In the early years of the last century, there were counties in the U.S. with higher rates of malaria mortality than Freetown, Sierra Leone in Africa. Then, in the late 1940s, a chemical agent called dichlorodiphenyltrichloroethane — or DDT for short — was used inside millions of American homes to eradicate malarial mosquitoes, the no-good critters that carry the disease. Malaria is no longer a significant problem in our country.
Now, each year, the U.S. government spends $200 million to help prevent malaria in the rest of the world, primarily in Africa and Asia. That's mighty nice of us. But none of the money goes for the inside residential spraying of DDT that allowed Americans to get a handle on the spread of the disease.
This summer President Bush announced a new five-year $1.2 billion effort to prevent malaria abroad. But, again, no money for DDT.
DDT was banned in the United States by the Environmental Protection Agency (EPA) back in 1972. Rachel Carson's 1962 book, Silent Spring, argued that agricultural use of DDT was harming birds and other wildlife.
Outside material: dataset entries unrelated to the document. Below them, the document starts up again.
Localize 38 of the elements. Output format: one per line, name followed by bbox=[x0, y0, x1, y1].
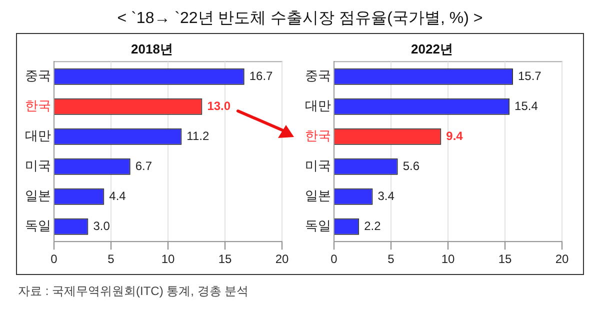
data-label: 15.7 bbox=[518, 68, 542, 83]
text: < `18→ `22년 반도체 수출시장 점유율(국가별, %) > bbox=[116, 9, 484, 29]
y-tick-label: 독일 bbox=[305, 218, 331, 234]
y-tick-label: 일본 bbox=[305, 188, 331, 204]
x-tick-label: 5 bbox=[108, 252, 115, 266]
data-label: 13.0 bbox=[207, 98, 231, 113]
data-label: 15.4 bbox=[514, 98, 538, 113]
x-tick-label: 0 bbox=[330, 252, 338, 266]
x-tick-label: 5 bbox=[388, 252, 395, 266]
x-tick-label: 15 bbox=[498, 252, 512, 266]
x-tick-label: 15 bbox=[218, 252, 232, 266]
y-tick-label: 일본 bbox=[25, 188, 51, 204]
y-tick-label: 중국 bbox=[25, 68, 51, 84]
data-label: 2.2 bbox=[364, 218, 382, 233]
chart-title: 2022년 bbox=[411, 41, 453, 56]
data-label: 3.4 bbox=[378, 188, 395, 203]
data-label: 11.2 bbox=[186, 128, 210, 143]
y-tick-label: 미국 bbox=[305, 158, 331, 174]
y-tick-label: 대만 bbox=[305, 98, 331, 114]
x-tick-label: 20 bbox=[275, 252, 289, 266]
data-label: 9.4 bbox=[446, 128, 464, 143]
y-tick-label: 중국 bbox=[305, 68, 331, 84]
data-label: 3.0 bbox=[93, 218, 110, 233]
x-tick-label: 10 bbox=[441, 252, 455, 266]
x-tick-label: 10 bbox=[161, 252, 175, 266]
y-tick-label: 한국 bbox=[25, 98, 51, 114]
y-tick-label: 대만 bbox=[25, 128, 51, 144]
data-label: 5.6 bbox=[402, 158, 420, 173]
y-tick-label: 미국 bbox=[25, 158, 51, 174]
text: 자료 : 국제무역위원회(ITC) 통계, 경총 분석 bbox=[18, 283, 249, 300]
data-label: 16.7 bbox=[249, 68, 274, 83]
y-tick-label: 독일 bbox=[25, 218, 51, 234]
x-tick-label: 0 bbox=[50, 252, 58, 266]
data-label: 6.7 bbox=[135, 158, 152, 173]
x-tick-label: 20 bbox=[555, 252, 569, 266]
data-label: 4.4 bbox=[109, 188, 126, 203]
y-tick-label: 한국 bbox=[305, 128, 331, 144]
chart-title: 2018년 bbox=[131, 41, 173, 56]
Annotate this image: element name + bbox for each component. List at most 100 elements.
The book touched off the environmental movement and served as the key catalyst in banning DDT, giving junk science one of its first big victories. (By the way, you can get a copy of Carson's book with a spiffy introduction from former Vice-President Al Gore.)
The problem is that Carson's scary conclusions are not backed up scientifically.
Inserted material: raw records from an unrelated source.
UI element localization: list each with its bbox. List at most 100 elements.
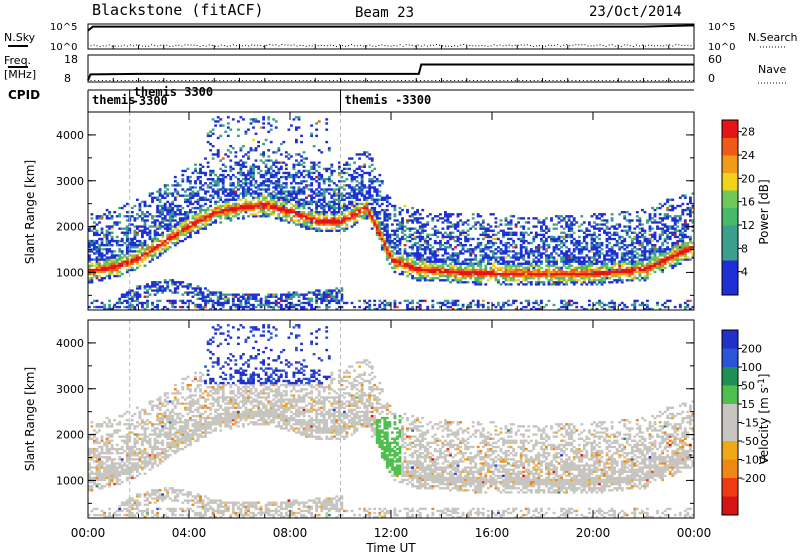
power-cell [449, 246, 452, 249]
power-cell [209, 194, 213, 197]
power-cell [464, 268, 468, 272]
power-cell [247, 182, 250, 185]
power-cell [204, 305, 207, 309]
power-cell [176, 237, 180, 241]
power-cell [575, 268, 579, 272]
nave-point [196, 80, 198, 81]
power-cell [153, 233, 157, 237]
power-cell [327, 175, 331, 179]
power-cell [532, 305, 536, 309]
power-cell [264, 215, 268, 218]
power-cell [585, 244, 589, 247]
power-cell [489, 246, 493, 249]
power-cell [307, 297, 311, 300]
power-cell [388, 262, 392, 265]
power-cell [423, 237, 427, 241]
power-cell [365, 215, 369, 218]
power-cell [532, 266, 536, 270]
power-cell [221, 157, 225, 160]
power-cell [504, 283, 508, 286]
power-cell [146, 211, 149, 214]
power-cell [178, 281, 182, 284]
power-cell [406, 254, 409, 257]
power-cell [120, 272, 124, 276]
power-cell [130, 260, 134, 263]
power-cell [156, 233, 160, 237]
power-cell [338, 291, 341, 294]
power-cell [264, 196, 268, 199]
power-cell [532, 274, 536, 278]
nave-point [272, 80, 274, 81]
power-cell [297, 221, 301, 224]
power-cell [542, 248, 546, 251]
power-cell [509, 244, 513, 247]
power-cell [310, 202, 314, 206]
power-cell [95, 258, 99, 261]
power-cell [302, 305, 306, 309]
power-cell [189, 192, 192, 195]
power-cell [370, 219, 374, 222]
power-cell [330, 188, 334, 191]
power-cell [547, 254, 551, 257]
power-cell [224, 295, 228, 298]
power-cell [295, 200, 298, 204]
power-cell [269, 198, 273, 201]
power-cell [95, 241, 99, 245]
power-cell [593, 244, 596, 247]
power-cell [115, 223, 119, 226]
power-cell [234, 202, 238, 206]
power-cell [264, 200, 268, 204]
power-cell [545, 231, 548, 234]
power-cell [368, 165, 372, 168]
power-cell [267, 149, 271, 152]
power-cell [277, 196, 281, 199]
power-cell [580, 272, 584, 276]
power-cell [237, 293, 240, 296]
power-cell [267, 186, 271, 189]
power-cell [439, 231, 442, 234]
power-cell [178, 283, 182, 286]
power-cell [297, 299, 301, 303]
power-cell [355, 153, 359, 156]
power-cell [481, 258, 485, 261]
power-cell [88, 264, 91, 267]
power-cell [499, 268, 503, 272]
power-cell [332, 223, 336, 226]
power-cell [224, 198, 228, 201]
power-cell [201, 227, 205, 230]
power-cell [229, 208, 233, 212]
power-cell [497, 256, 500, 259]
power-cell [247, 178, 250, 181]
power-cell [143, 231, 147, 234]
power-cell [171, 283, 175, 286]
power-cell [194, 186, 197, 189]
nsearch-point [387, 45, 389, 47]
power-cell [125, 299, 129, 303]
power-cell [590, 237, 594, 241]
power-cell [464, 270, 468, 274]
power-cell [272, 163, 276, 166]
power-cell [504, 256, 508, 259]
power-cell [204, 211, 207, 214]
power-cell [572, 301, 576, 305]
power-cell [244, 204, 248, 208]
power-cell [269, 192, 273, 195]
power-cell [476, 281, 480, 284]
power-cell [209, 307, 213, 311]
power-cell [423, 252, 427, 255]
power-cell [300, 305, 303, 309]
power-cell [196, 178, 200, 181]
power-cell [335, 219, 339, 222]
nave-point [624, 80, 626, 81]
power-cell [249, 184, 253, 187]
power-cell [519, 225, 523, 228]
power-cell [206, 161, 210, 164]
power-cell [466, 258, 470, 261]
power-cell [494, 270, 498, 274]
power-cell [194, 167, 197, 171]
nsearch-point [669, 44, 671, 46]
power-cell [108, 262, 112, 265]
power-cell [100, 217, 104, 220]
power-cell [221, 208, 225, 212]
The scare-mongering on DDT led to extensive hearings on the chemical agent in 1971 and 1972. After the hearings, EPA Administrative Law Judge Edmund Sweeney concluded, "DDT is not a carcinogenic hazard to man . . . DDT is not a mutagenic or teratogenic hazard to man. . . . The use of DDT under the regulations involved here do not have a deleterious effect on freshwater fish, estuarine organisms, wild birds or other wildlife."